Le sujet de l’IVG suscite toujours des réactions, plus ou moins vives, plus ou moins militantes. Chacun a son opinion, et tant mieux, parce que cette subjectivité se lie étroitement à l’éthique. Mais que l’on soit pour ou contre, on ne peut pas ignorer une réalité : les interruptions volontaires de grossesse ont toujours existé et existeront toujours. Ne vaut-il pas mieux alors qu’une femme qui interrompt sa grossesse le fasse dans les meilleures conditions ?
Des conditions sanitaires évitant une mortalité autrefois fréquente, mais aussi des conditions dignes pour elle, respectueuses de son choix ? L’IVG nous amène à tant de questions, notamment au pourquoi ?, Pourquoi tant d’IVG ?, Pourquoi une femme interrompt-elle sa grossesse ?. Nous avons tenté, à travers notre ouvrage, de sortir du pourquoi pour arriver au comment ?. Comment une femme, par son histoire subjective, en vient-elle à interrompre une grossesse ? Comment cette femme vit-elle son IVG ? Comment un homme –eh oui les hommes ne sont pas des passagers clandestins – peut-il trouver sa place, réelle ou symbolique, dans ce cheminement vers une IVG ?
Une de nos lignes directrices a donc été de passer du social au singulier, de l’acte médical au sujet subissant cet acte. Nous sommes partis de l’hypothèse psychanalytique que ce sujet est un sujet divisé entre conscient et inconscient. Cette lecture nous permet, en effet, d’ouvrir les perspectives. Le social s’intrique au singulier et le « paradoxe français » (une expression souvent utilisée par Nathalie Bajos, sociologue, directrice de recherche à l’Inserm) d’un nombre stable d’IVG en France malgré une prise de contraception plus élevée peut alors s’entendre.

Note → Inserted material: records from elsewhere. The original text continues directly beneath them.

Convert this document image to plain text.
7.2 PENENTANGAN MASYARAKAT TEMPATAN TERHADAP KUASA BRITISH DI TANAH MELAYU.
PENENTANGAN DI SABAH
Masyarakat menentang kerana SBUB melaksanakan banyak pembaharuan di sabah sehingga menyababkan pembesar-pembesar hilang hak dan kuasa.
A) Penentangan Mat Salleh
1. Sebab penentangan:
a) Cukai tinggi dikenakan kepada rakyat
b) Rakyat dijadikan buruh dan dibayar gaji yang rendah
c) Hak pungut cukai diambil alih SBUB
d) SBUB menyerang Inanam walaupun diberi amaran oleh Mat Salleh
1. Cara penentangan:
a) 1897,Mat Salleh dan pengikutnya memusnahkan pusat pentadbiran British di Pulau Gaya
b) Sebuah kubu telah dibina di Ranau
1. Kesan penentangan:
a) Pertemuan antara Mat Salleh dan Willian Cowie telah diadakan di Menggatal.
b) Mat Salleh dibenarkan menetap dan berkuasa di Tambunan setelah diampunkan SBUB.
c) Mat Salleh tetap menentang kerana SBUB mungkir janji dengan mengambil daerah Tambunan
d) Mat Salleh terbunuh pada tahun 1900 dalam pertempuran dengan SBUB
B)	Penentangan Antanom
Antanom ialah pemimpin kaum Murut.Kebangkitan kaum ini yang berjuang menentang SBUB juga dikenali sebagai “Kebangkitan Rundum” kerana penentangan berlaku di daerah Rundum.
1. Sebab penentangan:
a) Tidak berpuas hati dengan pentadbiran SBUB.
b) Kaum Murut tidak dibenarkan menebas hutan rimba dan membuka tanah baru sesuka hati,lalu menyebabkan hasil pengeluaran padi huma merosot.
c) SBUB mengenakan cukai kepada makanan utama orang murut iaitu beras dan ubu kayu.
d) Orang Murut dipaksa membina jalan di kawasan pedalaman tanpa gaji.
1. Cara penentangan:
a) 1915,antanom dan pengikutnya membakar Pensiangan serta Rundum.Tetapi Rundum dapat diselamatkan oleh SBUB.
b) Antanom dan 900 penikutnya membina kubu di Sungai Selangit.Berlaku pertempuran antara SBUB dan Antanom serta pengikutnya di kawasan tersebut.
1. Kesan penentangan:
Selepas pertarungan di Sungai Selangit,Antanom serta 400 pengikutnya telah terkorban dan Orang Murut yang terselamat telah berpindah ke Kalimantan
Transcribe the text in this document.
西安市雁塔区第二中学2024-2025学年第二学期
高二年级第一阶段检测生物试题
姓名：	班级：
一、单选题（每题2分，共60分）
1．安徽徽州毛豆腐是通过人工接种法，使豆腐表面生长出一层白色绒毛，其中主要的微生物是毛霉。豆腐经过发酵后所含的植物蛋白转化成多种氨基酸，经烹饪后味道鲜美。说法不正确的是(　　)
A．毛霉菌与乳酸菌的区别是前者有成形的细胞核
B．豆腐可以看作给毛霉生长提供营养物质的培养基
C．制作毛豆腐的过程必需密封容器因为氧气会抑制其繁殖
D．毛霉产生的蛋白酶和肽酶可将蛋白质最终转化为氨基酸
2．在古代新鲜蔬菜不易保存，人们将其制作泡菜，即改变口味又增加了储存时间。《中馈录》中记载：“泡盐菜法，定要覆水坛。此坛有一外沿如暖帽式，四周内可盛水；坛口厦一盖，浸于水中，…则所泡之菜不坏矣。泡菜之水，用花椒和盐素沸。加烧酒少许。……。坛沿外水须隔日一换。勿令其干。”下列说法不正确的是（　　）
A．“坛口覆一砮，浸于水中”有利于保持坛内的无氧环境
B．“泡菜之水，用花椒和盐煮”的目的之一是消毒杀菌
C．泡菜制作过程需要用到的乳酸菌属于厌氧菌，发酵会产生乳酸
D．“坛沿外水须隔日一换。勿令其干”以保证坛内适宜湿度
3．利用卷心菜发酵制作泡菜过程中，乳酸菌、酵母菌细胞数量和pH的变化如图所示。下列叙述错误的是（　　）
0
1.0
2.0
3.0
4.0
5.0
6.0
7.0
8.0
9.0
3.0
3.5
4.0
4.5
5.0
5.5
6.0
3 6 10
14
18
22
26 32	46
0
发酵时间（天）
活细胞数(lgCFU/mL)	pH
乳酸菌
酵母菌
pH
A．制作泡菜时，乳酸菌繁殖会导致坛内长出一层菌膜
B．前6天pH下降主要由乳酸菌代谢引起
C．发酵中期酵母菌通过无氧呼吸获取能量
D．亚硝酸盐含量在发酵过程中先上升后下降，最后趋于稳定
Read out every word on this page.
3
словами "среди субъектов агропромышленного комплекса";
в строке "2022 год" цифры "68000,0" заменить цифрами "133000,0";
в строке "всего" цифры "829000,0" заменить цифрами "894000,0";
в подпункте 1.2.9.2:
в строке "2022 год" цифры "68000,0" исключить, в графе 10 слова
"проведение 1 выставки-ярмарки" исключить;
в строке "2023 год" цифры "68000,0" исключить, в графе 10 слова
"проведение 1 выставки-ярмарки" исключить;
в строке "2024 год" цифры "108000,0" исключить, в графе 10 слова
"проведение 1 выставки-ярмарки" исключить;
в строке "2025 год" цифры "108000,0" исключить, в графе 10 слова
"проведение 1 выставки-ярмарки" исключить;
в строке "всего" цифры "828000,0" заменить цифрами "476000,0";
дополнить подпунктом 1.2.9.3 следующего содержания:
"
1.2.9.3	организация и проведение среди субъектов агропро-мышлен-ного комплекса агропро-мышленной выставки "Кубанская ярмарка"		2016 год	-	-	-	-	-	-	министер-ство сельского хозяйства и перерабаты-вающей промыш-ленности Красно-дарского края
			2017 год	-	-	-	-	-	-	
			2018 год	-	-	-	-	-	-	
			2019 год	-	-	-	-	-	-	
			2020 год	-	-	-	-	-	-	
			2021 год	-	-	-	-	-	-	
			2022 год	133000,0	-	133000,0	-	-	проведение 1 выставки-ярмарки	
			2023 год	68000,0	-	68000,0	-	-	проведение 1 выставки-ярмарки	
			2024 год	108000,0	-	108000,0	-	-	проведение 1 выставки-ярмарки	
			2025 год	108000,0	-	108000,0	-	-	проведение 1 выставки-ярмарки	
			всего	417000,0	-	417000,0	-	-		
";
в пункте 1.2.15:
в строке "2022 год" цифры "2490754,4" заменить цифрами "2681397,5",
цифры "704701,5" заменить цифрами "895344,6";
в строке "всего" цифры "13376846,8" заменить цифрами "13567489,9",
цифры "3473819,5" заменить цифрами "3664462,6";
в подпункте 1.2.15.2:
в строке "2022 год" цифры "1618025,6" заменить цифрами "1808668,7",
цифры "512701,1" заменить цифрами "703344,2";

Le Sujet dans l’IVG : la parole des femmes
On peut reprocher à cet ouvrage de demeurer « lacunaire », « se focalisant sur les enjeux psychomédicaux » et non sur « la dimension historique, politique et philosophique du sujet » [Louis-Georges TIN, « L’IVG menacée ? », in Le Monde Des Livres, 08 juin 2012]. Ce serait en effet tout à fait intéressant d’analyser tous ces éléments. L’IVG est un thème riche de questions philosophiques, et révélateur de notre histoire.
Mais si le sujet de l’IVG est un « sujet passionnant » [ibid], autre chose nous semble bien plus passionnant et a capté tout notre intérêt : le Sujet dans l’IVG. C’est-à-dire la parole des femmes. L’écoute de cette parole à chaque fois singulière nous apprend chaque jour. Le plan de notre livre suit le cheminement par lequel passent les femmes, plus ou moins jeunes, les couples, lors d’une interruption volontaire de grossesse. Nous avons essayé de transmettre cette nécessité, nous semble t’il, d’écouter les femmes, les couples, en demande d’IVG ; cette tentative de les accompagner au mieux dans leurs choix [Coline CARRE, « Que Sais-Je de l’IVG ? L’ABC du Pr Nisand, in Le Quotidien du Médecin, 18 juin 2012], des choix douloureux, avec toutes les interrogations que cela engendre, les erreurs, les remises en question. Il s’agit pour nous professionnels de ne pas nous arrêter à réaliser un acte médical mais, au-contraire, de permettre à la femme de le faire sien et d’y poser un sens, afin notamment d’éviter le traumatisme. En effet, une IVG est toujours un moment douloureux dans la vie d’une femme, et ce n’est pas parce qu’il y a IVG qu’il n’y a pas deuil. Comment alors faire en sorte que cet évènement laisse le moins de séquelles psychologiques possibles ? Une des pistes évoquées ici est l’écoute: laisser une place au Sujet dans le sujet de l’IVG…
Israël Nisand
Anne-Laure Schillinger-Decker
Luisa Araujo-Attali
« L’IVG », Israël Nisand, Luisa Araujo-Attali, Anne-Laure Schillinger-Decker, Que sais-je ? chez PUF, juin 2012, 9,20€.